A privacy policy will only be successful if employees are privacy conscious. They must put the policy into practice. Therefore, the obligation under the AVG to create privacy awareness among employees falls into this domain.

This domain includes the appointment of a Data Protection Officer (FG). The AVG provides guidelines in which cases this is a requirement. The Dutch regulator has further fleshed out these generic rules in concrete terms.

When things go wrong: a German housing corporation

In October 2019, the data protection supervisor of the German state of Berlin imposed a fine of no less than 14,500,000 euros on a housing corporation. The reason for this fine was twofold.

The tenants' data were recorded in a computer system, but they could not be removed from it at a later date. The data that was captured could be classified as sensitive data; it concerned the finances and personal circumstances of the individuals involved, from pay slips and employment contracts to tax data and social insurance information.

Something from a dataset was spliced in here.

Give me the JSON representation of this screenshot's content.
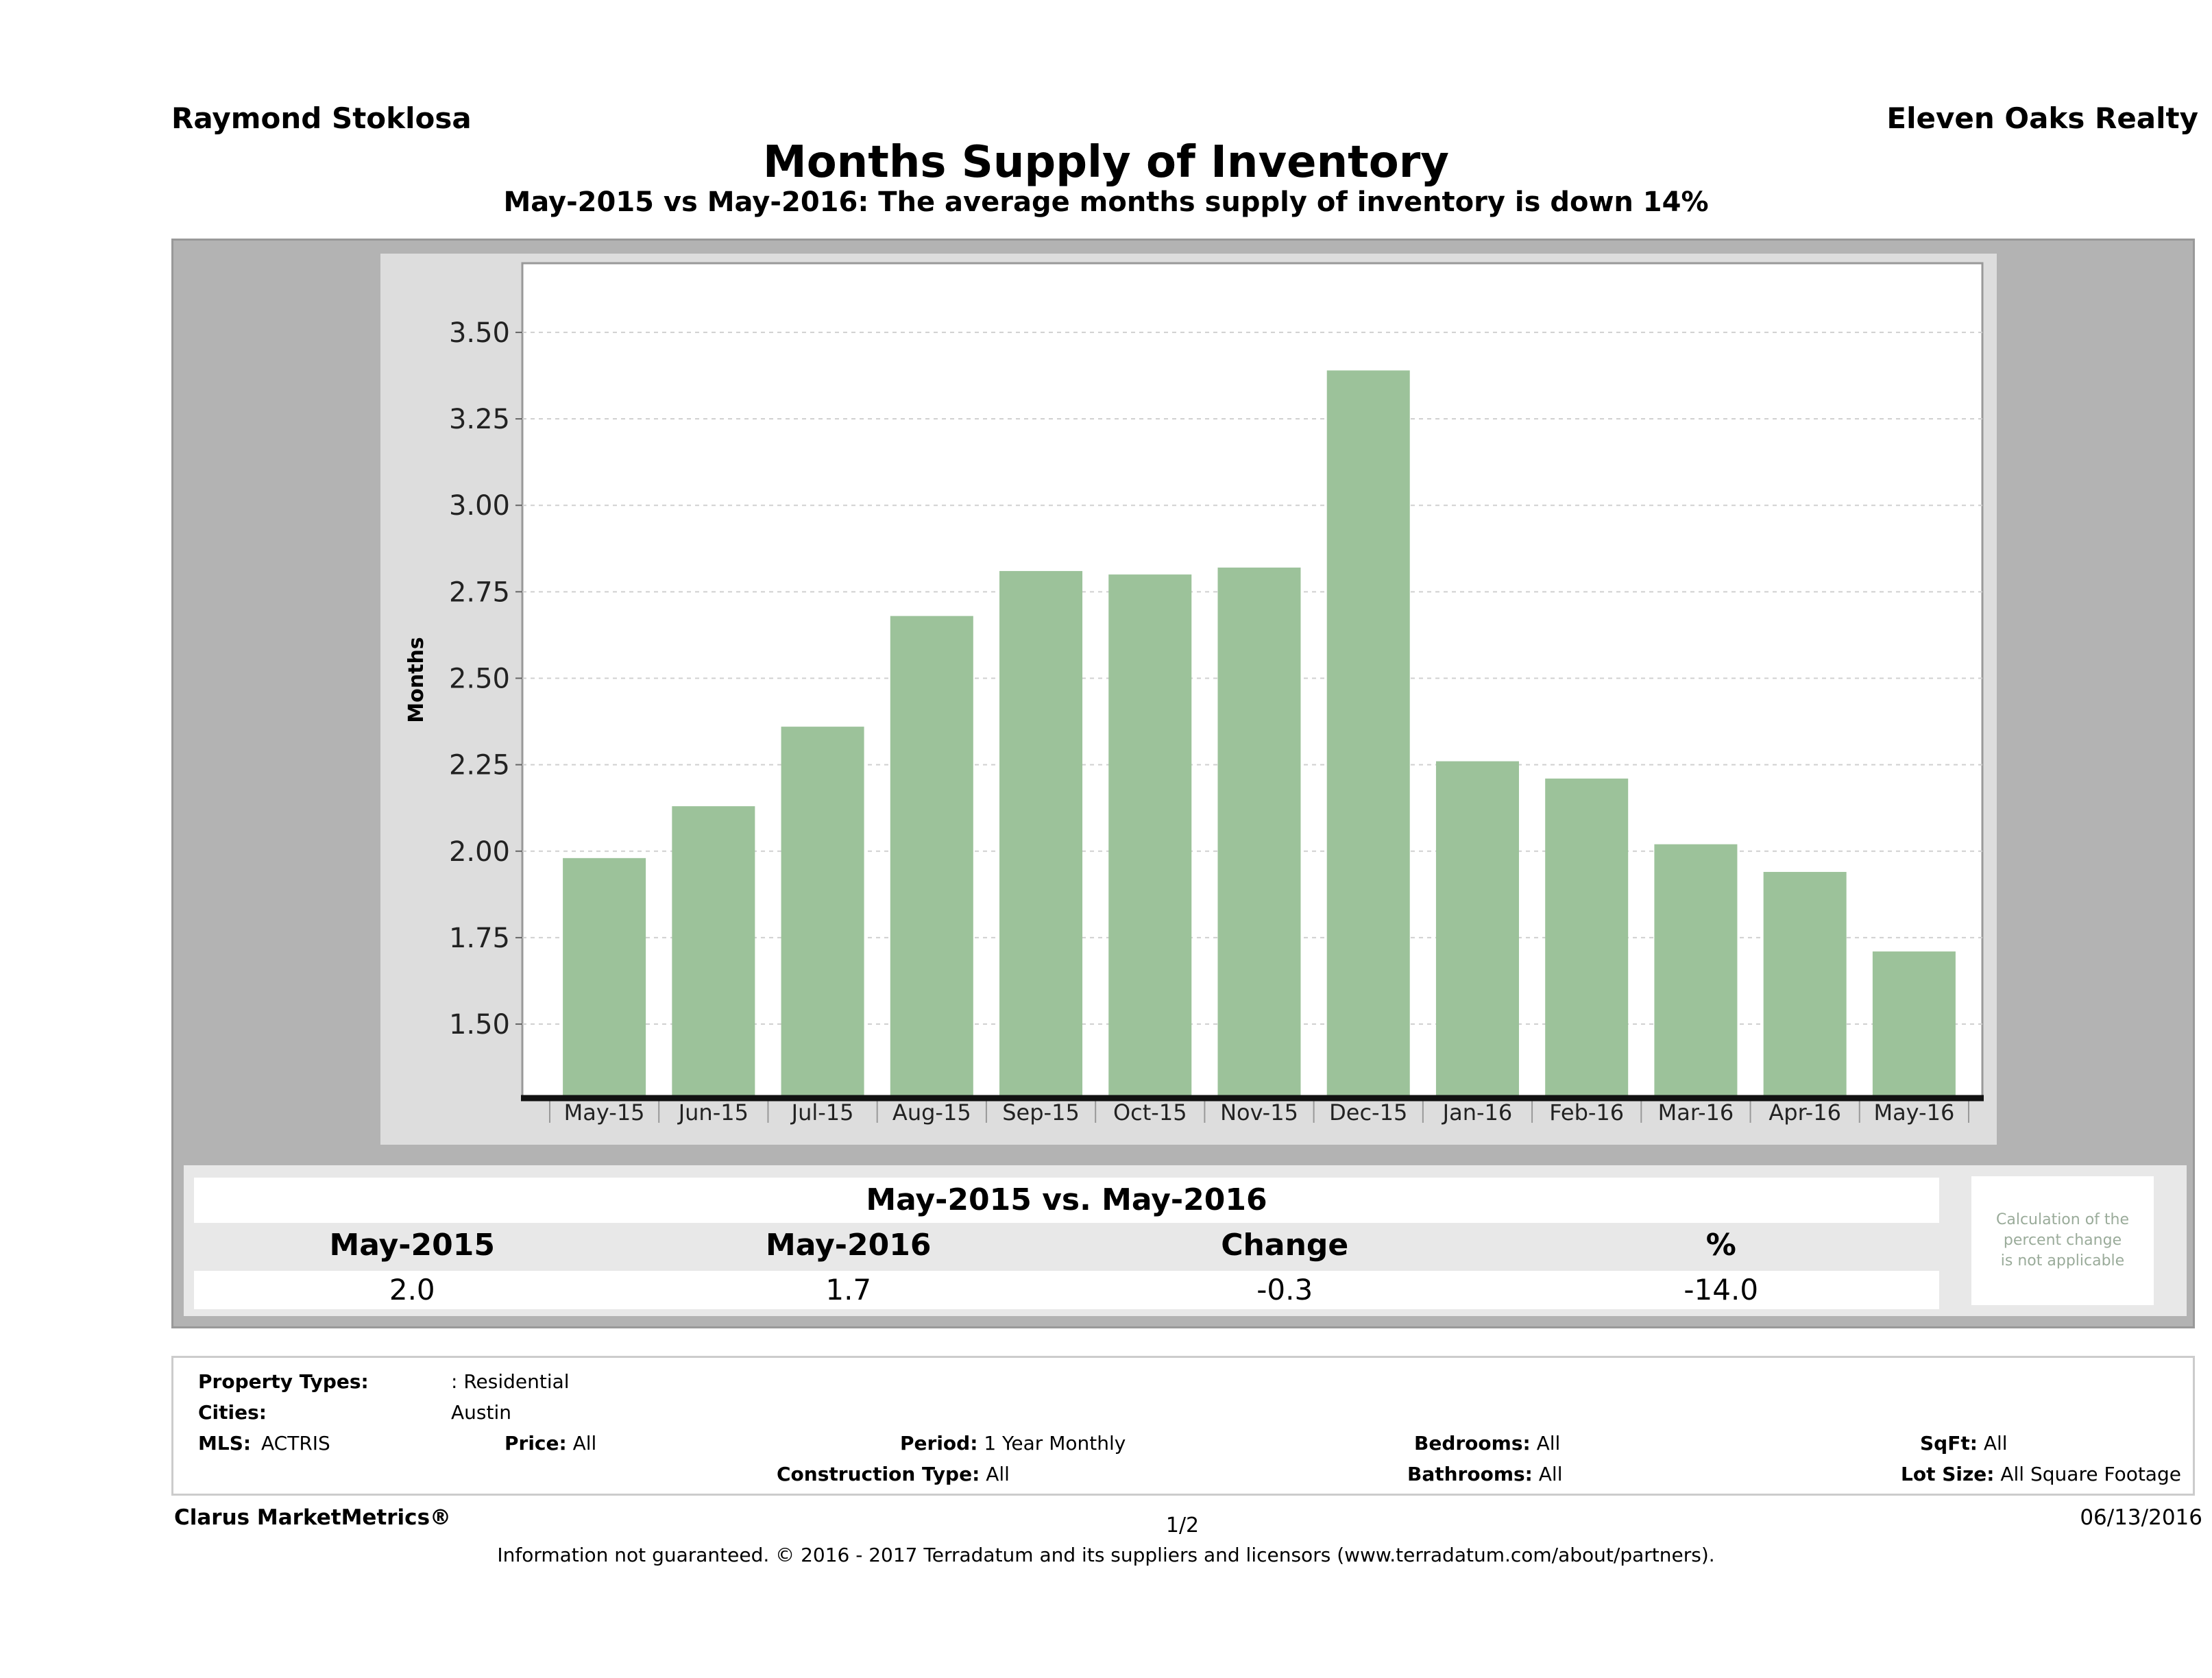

In the supervisor's opinion, the housing corporation recorded more data for a longer period of time than was necessary for the purpose (purpose limitation). Although the housing corporation took measures for this, they were insufficient to comply with the AVG. When developing the software, the corporation had not sufficiently considered the protection of personal data, the principle of "privacy by design. As the processor responsible, the organization should have taken the privacy aspects into account from the beginning of the development of the software, so that data is not kept longer than necessary.